Le modèle d'Airbnb a l'air d'être détourné. Comment comptez-vous donc lutter contre les excès dénoncés ces derniers jours, qui soumettent les hôtels classiques à une concurrence directe ? Pensez-vous que les autres opérateurs se mettront, à la suite d'Airbnb, également à la collecte de la taxe de séjour, à Paris puis dans les autres villes ?

J'en viens à la création du site France.fr. Vous avez fait le choix d'un portail. C'est un bon choix, mais comment ce portail s'articulera-t-il avec le site lebonguide.fr, dont vous avez également salué la création, par un acteur privé, et que vous avez inauguré au mois de juin dernier ? Et comment l'associer correctement à Atout France ? Quels moyens financiers pourront être dédiés à ce site unique france.fr ? Sera-t-il à la hauteur de nos ambitions ?

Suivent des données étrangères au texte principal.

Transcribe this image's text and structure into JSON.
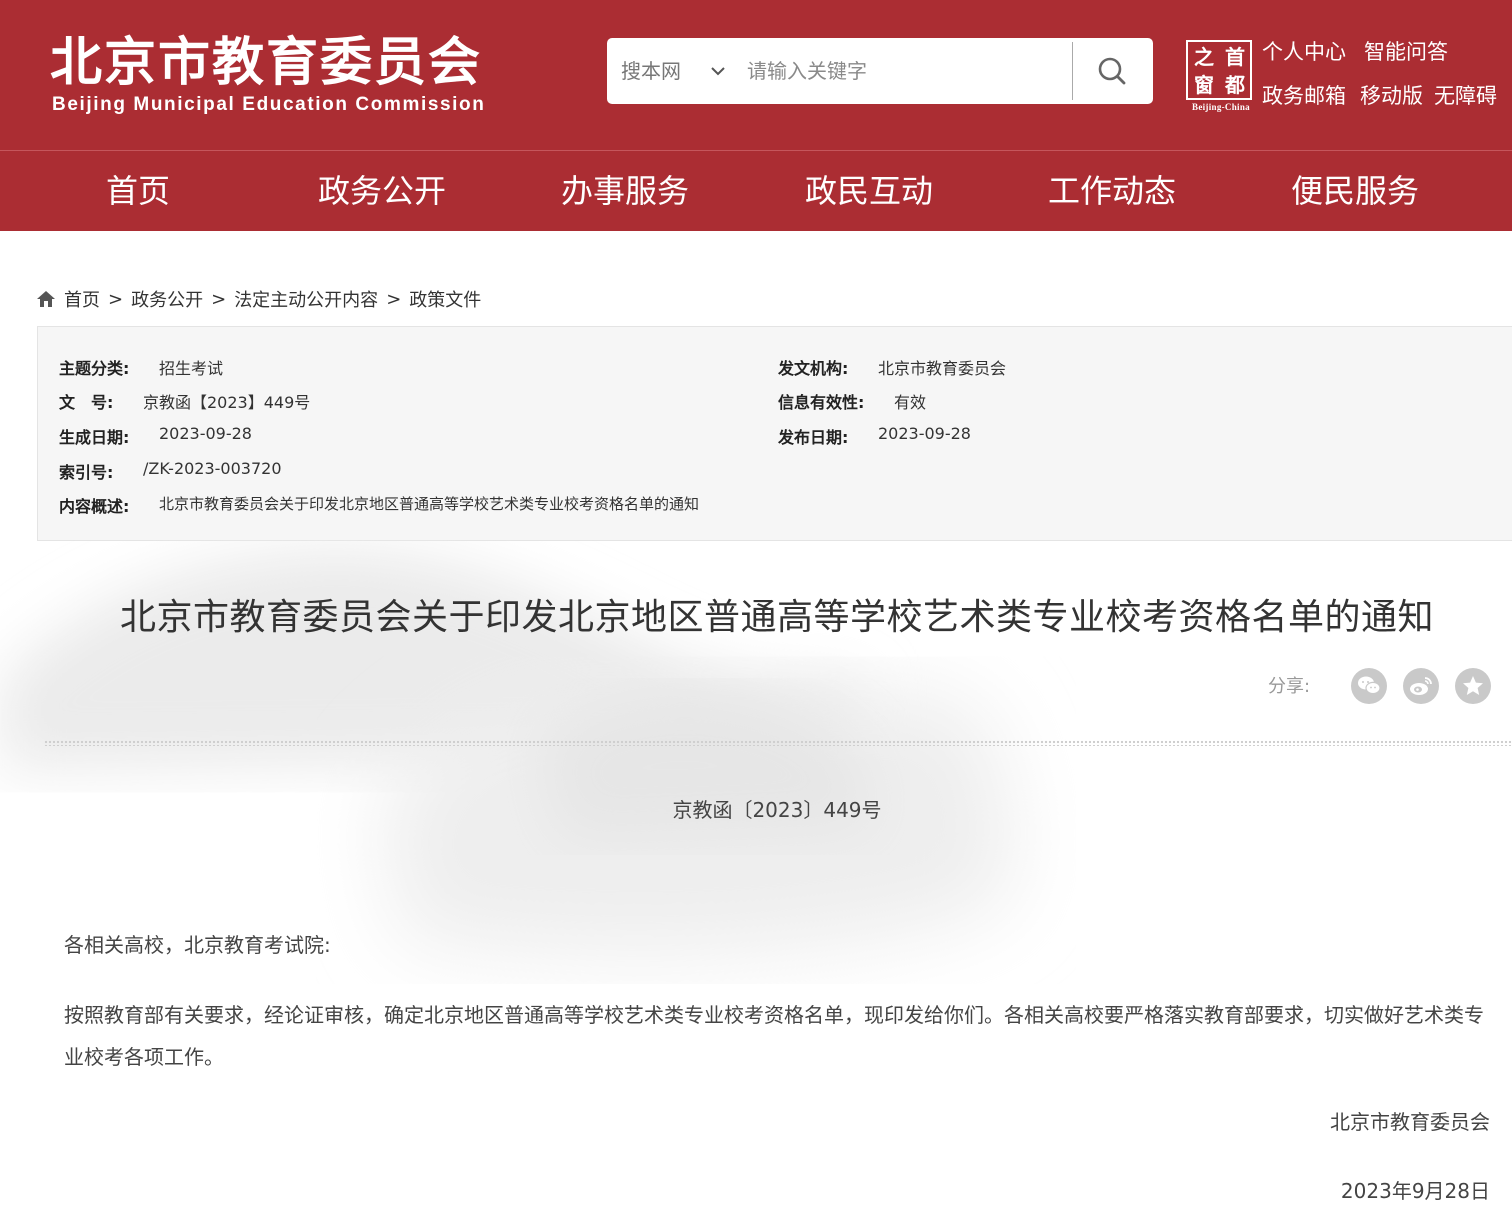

Enfin, comment envisagez-vous la question de la gouvernance et de la cohérence à assurer entre les collectivités locales et l'État ? La loi NOTRe, de ce point de vue, est un échec, puisque rien ne change : toutes les collectivités restent compétentes en matière de tourisme. Quelles évolutions faudrait-il envisager, selon vous, monsieur le ministre, pour parvenir à une répartition idéale des compétences entre les différents niveaux ? Avoir raté la loi NOTRe sur ce sujet me semble tout à fait préoccupant. Le tourisme n'était pas un sujet majeur, et il était très facile de parvenir à une organisation s'appuyant, d'une part, sur les offices du tourisme à vocation locale et, d'autre part, les conseils régionaux agrandis, avec des comités régionaux plus puissants.